E. Hellman arrived in California in 1859 and worked as a clerk in his cousin’s dry goods store. He eventually opened his own store, where as a courtesy he would store his customers’ valuables in the store safe. One customer who kept gold in the safe would often come in while drunk and withdraw some of his gold. At one point, this customer went to retrieve some of the gold when he was sober, and upon discovering much of the gold gone, he wrongly accused Hellman of theft and attacked him. Hellman realized that this informal storage system was not a good idea, so he printed business cards reading “I.W. Hellman, Banker” and began providing deposit books to customers.
Gene Wilder, z”l
The great Gene Wilder, star of such wonderful movies as Blazing Saddles, The Producers, The Frisco Kid, Willy Wonka & the Chocolate Factory, and Young Frankenstein, passed away last week. How did Wilder describe the role of Judaism in his life?

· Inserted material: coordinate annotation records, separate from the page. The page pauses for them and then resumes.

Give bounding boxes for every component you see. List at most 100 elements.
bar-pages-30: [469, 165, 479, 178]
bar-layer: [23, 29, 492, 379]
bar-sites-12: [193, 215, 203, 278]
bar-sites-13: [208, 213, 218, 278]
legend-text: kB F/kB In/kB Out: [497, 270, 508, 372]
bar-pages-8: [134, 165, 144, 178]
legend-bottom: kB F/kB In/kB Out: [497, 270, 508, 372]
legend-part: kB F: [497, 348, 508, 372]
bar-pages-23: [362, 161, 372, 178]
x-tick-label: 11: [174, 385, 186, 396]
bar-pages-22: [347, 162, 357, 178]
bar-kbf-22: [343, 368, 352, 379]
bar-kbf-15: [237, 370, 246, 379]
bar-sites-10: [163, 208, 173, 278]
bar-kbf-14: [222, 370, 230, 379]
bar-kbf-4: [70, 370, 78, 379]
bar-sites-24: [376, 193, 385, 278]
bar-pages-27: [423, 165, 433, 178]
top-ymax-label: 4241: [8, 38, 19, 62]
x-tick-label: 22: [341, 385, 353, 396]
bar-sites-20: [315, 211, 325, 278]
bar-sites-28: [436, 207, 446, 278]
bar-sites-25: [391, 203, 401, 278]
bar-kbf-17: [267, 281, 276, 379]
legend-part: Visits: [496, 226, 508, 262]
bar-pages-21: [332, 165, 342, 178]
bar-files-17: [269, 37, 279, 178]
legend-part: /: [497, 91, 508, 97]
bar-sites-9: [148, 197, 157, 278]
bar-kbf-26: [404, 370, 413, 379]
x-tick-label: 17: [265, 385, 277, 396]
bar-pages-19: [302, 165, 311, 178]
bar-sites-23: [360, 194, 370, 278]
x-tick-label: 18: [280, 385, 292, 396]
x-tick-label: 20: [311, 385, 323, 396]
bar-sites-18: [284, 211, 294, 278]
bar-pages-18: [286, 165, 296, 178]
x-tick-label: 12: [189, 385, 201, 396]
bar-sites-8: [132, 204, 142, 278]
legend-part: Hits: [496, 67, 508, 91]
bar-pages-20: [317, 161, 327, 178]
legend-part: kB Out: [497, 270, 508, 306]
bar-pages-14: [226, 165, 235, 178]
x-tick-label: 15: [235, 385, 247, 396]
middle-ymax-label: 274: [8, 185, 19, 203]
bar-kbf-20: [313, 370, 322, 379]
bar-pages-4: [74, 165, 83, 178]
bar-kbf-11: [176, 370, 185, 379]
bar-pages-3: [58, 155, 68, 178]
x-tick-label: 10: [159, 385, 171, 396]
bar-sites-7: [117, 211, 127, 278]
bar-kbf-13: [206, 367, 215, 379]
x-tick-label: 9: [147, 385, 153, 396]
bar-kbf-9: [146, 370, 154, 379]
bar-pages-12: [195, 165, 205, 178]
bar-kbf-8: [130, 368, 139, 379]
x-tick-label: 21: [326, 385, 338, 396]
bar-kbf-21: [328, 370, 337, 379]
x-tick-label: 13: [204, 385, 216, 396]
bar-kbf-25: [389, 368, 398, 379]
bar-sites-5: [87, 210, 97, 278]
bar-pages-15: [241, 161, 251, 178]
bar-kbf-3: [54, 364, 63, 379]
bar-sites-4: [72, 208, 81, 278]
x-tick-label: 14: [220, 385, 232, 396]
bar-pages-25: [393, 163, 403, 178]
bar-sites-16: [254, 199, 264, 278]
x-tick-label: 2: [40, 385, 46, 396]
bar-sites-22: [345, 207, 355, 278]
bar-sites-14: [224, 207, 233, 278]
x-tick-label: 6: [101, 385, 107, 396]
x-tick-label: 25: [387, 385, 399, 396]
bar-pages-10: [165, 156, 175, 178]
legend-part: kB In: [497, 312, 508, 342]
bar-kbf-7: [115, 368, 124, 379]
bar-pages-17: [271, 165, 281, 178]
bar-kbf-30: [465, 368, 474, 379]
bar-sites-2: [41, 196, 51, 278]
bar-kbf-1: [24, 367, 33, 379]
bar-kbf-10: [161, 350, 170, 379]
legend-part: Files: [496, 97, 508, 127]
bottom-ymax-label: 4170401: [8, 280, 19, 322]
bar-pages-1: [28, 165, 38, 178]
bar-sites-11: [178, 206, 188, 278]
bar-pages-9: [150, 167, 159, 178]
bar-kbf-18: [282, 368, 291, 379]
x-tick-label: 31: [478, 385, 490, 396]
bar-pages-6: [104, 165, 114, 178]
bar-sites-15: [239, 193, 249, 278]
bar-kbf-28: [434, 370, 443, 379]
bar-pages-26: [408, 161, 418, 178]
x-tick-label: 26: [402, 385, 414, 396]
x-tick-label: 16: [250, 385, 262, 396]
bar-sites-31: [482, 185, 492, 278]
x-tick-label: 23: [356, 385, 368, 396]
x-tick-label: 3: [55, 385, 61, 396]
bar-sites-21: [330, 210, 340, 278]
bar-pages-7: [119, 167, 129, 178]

WONKA making some magical MEDICINE by Joe Madonna is licensed under CC BY 2.0.
A. I’m not at all religious, although I am certainly Jewish–which, to me, means that my mother showed up at my Hebrew school in the afternoon and brought me a piece of kugel or a bialy so I wouldn’t starve before dinner.
B. I’m not at all religious, although I am certainly Jewish–which, to me, means that my parents stopped talking to me when I married my first wife, who wasn’t Jewish, and continued not to talk to me when I married my second wife, who also wasn’t Jewish (though they did speak to my wives.) Only when I married my third wife, Gilda, who of course was Jewish, did my parents finally start speaking to me again.
C. Of course, The Producers was brilliantly written by Mel Brooks. But I did contribute a few lines, including when my character, Leo Bloom, said: “I’m hysterical! I’m having hysterics. I’m hysterical. I can’t stop when I get like this. I can’t stop. I’m hysterical. Oh my god. Ah-la-la-la.” That basically summed up my world view on being Jewish.
D. I’m not at all religious, although I am certainly Jewish–which, to me, means that my father, who came from a shtetl in Poland would sing niggunim on Friday night. So my Judaism was just a feeling I got from that music. I can still hear him now. “Ay, di di di die die die.” “Bum diddy dum dum bim bum bum bum.” “Oy yoy, oy. Yoy diddly doy.” “Oompa loompa doom-pa-dee doo.”
E. I’m not at all religious, although I am certainly Jewish–which, to me, means that my parents hugged and kissed me a lot as I was growing up.